Young people suffering from mental health issues in remote Saskatchewan First Nations communities will soon have close-to-home treatment options through robotics technology, thanks to a big donation announced this morning.
The $500,000 donation, from the Royal Bank of Canada to the Jim Pattison Children’s Hospital Foundation, will be used to provide remote-presence technology to northern communities specifically to address youth mental health issues. The donation was announced at the Gordon Oakes Red Bear Student Centre on the University of Saskatchewan’s Saskatoon campus.
RBC Regional President Kim Ulmer said the technology will come as a huge improvement to mental healthcare in remote, northern communities, where access to necessary mental health treatments often requires extensive travel.
"More than ever before, our young people matter," Ulmer said. "Their success in today's changing world depends on having the support where and when they need it."
Ulmer said more than a million Canadian youths are currently affected by mental health issues, yet only about 20 per cent of them receive the treatment they need. The remote-presence technology will come as “a game-changer” to those communities, she said, by creating a direct link between patients and mental health professionals.
Dr. Ivar Mendez, head of the department of surgery at the University of Saskatchewan, said the remote-presence technology can include handheld units similar to a tablet, as well as larger robots which essentially take the place of a clinical practitioner.

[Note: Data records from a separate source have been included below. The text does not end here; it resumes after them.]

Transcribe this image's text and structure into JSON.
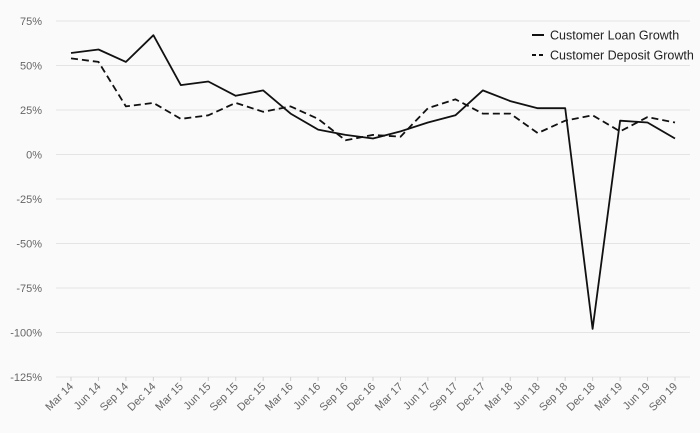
{
  "chart_data": {
    "type": "line",
    "title": "",
    "xlabel": "",
    "ylabel": "",
    "x": [
      "Mar 14",
      "Jun 14",
      "Sep 14",
      "Dec 14",
      "Mar 15",
      "Jun 15",
      "Sep 15",
      "Dec 15",
      "Mar 16",
      "Jun 16",
      "Sep 16",
      "Dec 16",
      "Mar 17",
      "Jun 17",
      "Sep 17",
      "Dec 17",
      "Mar 18",
      "Jun 18",
      "Sep 18",
      "Dec 18",
      "Mar 19",
      "Jun 19",
      "Sep 19"
    ],
    "yticks": [
      "75%",
      "50%",
      "25%",
      "0%",
      "-25%",
      "-50%",
      "-75%",
      "-100%",
      "-125%"
    ],
    "ylim": [
      -125,
      75
    ],
    "grid": true,
    "legend_position": "top-right",
    "series": [
      {
        "name": "Customer Loan Growth",
        "style": "solid",
        "color": "#111111",
        "values": [
          57,
          59,
          52,
          67,
          39,
          41,
          33,
          36,
          23,
          14,
          11,
          9,
          13,
          18,
          22,
          36,
          30,
          26,
          26,
          -98,
          19,
          18,
          9
        ]
      },
      {
        "name": "Customer Deposit Growth",
        "style": "dashed",
        "color": "#111111",
        "values": [
          54,
          52,
          27,
          29,
          20,
          22,
          29,
          24,
          27,
          20,
          8,
          11,
          10,
          26,
          31,
          23,
          23,
          12,
          19,
          22,
          13,
          21,
          18
        ]
      }
    ]
  }
}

The remote-presence robots allow psychiatrists full control over the robot, Mendez said, and the technology even allows the robots to automatically turn and “face” a person who is speaking.
“Remote-presence is different than just a camera and a screen. It is the ability of the physician to move the robot to where the patient is, and to be able to communicate to a higher degree,” Mendez said. “With this system the psychiatrist can actually access the robot from anywhere. From their iPad, for example.”
Although the robotic healthcare technology has not been used to address youth mental health issues before, Mendez said previous data shows that remote-presence healthcare allows children and young people to be treated in their own communities far more often, and makes follow-up appointments much easier for all parties. Young people can continue to take advantage of their familial and community supports, he said, without having to sacrifice the quality of their mental healthcare.
“Our experience so far, using this system in northern Saskatchewan for acutely ill children, has shown that we can take care of these children in their own communities 64 per cent of the time,” Mendez said.
Mendez said the new remote-presence units will be provided to communities in the coming weeks. The communities receiving the robotic technology will be determined based on need, he said.